Il avait décidé de ne rien foutre et n'aperçut même pas le piège ténu où les odeurs du lys posé sur la table basse du salon essayaient de l'attirer. Il se connaissait si bien pourtant qu'il fallait vraiment qu'il soit au bout du rouleau pour ne pas s'apercevoir que, influencé par la proximité des fleurs fraîchement coupées, son esprit ne lui appartiendrait bientôt plus totalement. Il lui arrivait de redouter ces instants de pure liberté, bien qu'au fond il sentait bien qu'il ne pourrait jamais s'en passer.

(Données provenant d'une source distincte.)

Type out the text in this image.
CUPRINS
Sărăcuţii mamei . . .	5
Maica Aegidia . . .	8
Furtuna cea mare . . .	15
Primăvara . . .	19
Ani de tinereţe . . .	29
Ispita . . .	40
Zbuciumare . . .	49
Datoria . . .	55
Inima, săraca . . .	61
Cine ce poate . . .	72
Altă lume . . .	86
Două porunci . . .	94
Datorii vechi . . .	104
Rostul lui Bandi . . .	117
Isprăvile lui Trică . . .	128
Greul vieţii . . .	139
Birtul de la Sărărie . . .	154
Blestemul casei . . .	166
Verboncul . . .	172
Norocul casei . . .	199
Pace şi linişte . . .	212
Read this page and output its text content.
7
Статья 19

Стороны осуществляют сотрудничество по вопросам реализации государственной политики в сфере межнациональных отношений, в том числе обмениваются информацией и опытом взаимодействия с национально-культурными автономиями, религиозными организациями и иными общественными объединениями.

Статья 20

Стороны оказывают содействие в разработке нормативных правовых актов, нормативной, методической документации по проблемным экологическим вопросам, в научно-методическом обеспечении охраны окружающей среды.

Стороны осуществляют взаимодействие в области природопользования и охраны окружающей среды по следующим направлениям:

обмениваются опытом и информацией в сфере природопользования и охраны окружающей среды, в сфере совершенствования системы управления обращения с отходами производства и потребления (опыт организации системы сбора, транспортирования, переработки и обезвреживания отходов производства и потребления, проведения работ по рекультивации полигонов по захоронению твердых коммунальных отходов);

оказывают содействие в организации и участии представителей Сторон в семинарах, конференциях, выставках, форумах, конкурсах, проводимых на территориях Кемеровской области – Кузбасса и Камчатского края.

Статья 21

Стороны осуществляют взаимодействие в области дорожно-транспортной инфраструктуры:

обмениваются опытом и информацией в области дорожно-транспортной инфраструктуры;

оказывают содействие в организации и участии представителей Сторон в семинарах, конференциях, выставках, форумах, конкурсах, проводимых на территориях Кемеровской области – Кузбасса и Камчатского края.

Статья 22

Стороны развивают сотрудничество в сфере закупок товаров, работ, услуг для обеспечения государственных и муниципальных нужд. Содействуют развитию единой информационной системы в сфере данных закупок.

Une pensée s'échappa sans qu'il n'eût un seul instant envie de la retenir :
D'ici un balai de couleurs défile à la vitesse des souffles tombant des arbres;
La douceur imprègne le paysage; elle l'inspire
Sous mes yeux
Les fleurs d'un cerisier dansent une sorte de majestueuse valse viennoise
Effleurées par le susurrement du vent printanier
Balancent et tourbillonnent dans mes bras les roses et les lilas d'un bouquet délicieux
Déployées de toute leur grâce, elles m'invitent et s'éloignent
Et séduisent même en silence des badauds émerveillés
A moins que les plumes qui semblaient flotter dans l'air et le soleil
Ces princesses orphelines d'un Grand Héron cendré
Comme j'aimais ces lignes chatoyantes qui caressaient mes nuits
Tel ces couteaut affuté attendant leurs victimes.
Marco planait.
Il sortit finalement prendre l'air sur le balcon s'extirpant de la masse grise de l'immeuble qui semblait ébloui par le soleil. En vérité, poser un regard sur une fleur poussait Marco à l'aimer, et même si parfois il lui arrivait de s'épancher comme une fillette sur leur exquise beauté, voire de fantasmer complètement, il leur disait souvent que l'éclat de leurs teints était pour lui le seul reflet de la journée.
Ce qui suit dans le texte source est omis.